At 1.6 injections a year on average, that translates to 8 million injections for which patients may seek relief through Zilretta.
“We moved into this space [because] we came to appreciate how ripe it was for innovation, and how large that medical need was,” Clayman told GEN. “We’ve been very pleased with the launch of the product, with its growth, with the clinical data that supported its approval, and particularly over the course of the last few years, the spontaneous patient testimonials that tell us how important Zilretta has been to allow them to regain the function that creates the capability to perform those activities of daily living, or those activities of exercise—mild, moderate, or intense—that give their life meaning.”

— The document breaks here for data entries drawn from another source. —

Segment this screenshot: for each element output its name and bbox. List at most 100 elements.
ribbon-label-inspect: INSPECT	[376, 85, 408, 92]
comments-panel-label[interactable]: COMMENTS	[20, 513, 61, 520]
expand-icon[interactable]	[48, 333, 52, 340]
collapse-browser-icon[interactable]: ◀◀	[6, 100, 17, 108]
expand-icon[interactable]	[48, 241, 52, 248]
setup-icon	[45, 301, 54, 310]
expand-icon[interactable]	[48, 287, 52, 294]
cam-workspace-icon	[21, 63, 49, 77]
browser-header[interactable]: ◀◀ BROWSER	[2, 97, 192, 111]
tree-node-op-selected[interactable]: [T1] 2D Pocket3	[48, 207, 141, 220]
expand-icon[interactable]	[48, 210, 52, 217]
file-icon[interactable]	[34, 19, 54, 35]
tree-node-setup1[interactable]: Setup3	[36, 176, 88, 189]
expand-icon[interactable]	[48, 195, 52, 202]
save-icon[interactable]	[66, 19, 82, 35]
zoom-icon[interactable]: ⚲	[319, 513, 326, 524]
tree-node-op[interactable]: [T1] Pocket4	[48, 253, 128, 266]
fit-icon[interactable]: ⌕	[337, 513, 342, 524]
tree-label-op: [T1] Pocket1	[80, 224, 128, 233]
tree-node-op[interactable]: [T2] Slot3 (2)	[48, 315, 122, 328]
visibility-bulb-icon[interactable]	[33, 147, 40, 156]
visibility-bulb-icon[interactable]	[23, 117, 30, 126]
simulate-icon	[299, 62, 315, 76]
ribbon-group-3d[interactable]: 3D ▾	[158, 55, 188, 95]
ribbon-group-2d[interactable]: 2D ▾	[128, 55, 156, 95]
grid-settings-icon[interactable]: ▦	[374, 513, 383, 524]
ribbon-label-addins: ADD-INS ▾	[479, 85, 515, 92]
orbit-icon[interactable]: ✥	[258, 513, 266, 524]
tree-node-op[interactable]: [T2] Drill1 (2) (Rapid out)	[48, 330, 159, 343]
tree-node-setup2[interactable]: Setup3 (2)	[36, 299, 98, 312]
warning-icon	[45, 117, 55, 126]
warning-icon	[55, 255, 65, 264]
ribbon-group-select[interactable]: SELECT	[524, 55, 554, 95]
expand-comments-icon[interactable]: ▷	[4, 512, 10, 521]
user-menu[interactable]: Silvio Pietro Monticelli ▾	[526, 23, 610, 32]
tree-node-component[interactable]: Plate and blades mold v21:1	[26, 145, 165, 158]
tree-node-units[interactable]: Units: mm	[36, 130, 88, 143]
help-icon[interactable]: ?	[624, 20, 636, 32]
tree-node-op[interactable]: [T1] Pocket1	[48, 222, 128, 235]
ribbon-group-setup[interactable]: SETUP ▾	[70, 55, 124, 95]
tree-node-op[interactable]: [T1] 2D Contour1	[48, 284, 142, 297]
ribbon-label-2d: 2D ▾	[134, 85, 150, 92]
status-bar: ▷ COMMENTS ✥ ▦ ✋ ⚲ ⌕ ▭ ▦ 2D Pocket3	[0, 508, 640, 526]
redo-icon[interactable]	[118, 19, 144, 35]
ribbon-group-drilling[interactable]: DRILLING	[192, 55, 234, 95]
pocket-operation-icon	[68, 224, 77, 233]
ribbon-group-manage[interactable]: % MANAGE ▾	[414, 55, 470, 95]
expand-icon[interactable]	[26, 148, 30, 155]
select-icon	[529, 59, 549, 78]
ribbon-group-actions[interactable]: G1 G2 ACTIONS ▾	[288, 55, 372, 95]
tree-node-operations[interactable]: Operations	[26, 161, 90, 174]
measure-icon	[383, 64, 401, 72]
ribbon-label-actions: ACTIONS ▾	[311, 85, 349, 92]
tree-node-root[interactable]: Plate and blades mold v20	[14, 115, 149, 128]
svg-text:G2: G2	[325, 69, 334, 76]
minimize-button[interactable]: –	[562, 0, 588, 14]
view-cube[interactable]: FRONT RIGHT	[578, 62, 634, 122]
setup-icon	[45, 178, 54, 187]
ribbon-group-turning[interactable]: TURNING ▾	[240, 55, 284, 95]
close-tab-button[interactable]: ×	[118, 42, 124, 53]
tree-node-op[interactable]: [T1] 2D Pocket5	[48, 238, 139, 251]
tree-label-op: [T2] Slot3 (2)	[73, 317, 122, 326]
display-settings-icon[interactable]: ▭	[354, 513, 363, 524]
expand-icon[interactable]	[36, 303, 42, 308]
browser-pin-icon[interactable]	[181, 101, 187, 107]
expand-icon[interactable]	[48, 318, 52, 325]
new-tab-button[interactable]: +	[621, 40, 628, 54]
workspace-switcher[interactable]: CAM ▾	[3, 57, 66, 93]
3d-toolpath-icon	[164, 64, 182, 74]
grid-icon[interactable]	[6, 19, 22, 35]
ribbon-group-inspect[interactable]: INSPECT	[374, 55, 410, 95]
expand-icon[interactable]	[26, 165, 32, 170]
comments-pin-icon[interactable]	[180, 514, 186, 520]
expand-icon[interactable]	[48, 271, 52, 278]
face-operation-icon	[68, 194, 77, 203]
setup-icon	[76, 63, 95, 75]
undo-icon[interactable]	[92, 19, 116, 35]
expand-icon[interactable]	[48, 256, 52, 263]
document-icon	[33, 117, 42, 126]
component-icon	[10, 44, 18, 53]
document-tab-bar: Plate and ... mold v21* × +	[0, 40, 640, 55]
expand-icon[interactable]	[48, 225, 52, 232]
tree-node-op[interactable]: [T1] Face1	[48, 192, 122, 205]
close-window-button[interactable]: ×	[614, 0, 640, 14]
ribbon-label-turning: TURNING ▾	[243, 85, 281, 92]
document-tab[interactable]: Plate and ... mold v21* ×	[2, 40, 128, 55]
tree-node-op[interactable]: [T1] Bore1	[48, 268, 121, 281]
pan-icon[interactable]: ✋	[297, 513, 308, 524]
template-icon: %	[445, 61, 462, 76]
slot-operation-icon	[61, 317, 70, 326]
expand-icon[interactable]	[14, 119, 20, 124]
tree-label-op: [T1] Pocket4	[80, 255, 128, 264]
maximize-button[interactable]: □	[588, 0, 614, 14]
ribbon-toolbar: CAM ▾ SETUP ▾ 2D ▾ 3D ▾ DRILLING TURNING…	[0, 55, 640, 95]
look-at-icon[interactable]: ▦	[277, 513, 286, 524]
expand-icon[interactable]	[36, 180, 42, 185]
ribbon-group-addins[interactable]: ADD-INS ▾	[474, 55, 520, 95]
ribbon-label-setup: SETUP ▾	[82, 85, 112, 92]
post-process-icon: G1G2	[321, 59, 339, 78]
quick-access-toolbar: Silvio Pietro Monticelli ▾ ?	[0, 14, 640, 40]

Clayman and Neil Bodick, MD, PhD, co-founded Flexion in 2007, after working in drug development at Eli Lilly. Flexion started focusing on OA in 2009 and went public five years later. Bodick served as the company’s chief medical officer until 1026, then chief scientific officer until retiring in January 2020.
Headquartered in Burlington, MA, Flexion employs about 250 people—a headcount that Clayman said is expected to grow “modestly” this year. Flexion’s staff includes a sales force of about 100 representatives, which the company calls “musculoskeletal business managers,” who focus on marketing Zilretta to prescribing physicians, predominantly orthopedic surgeons.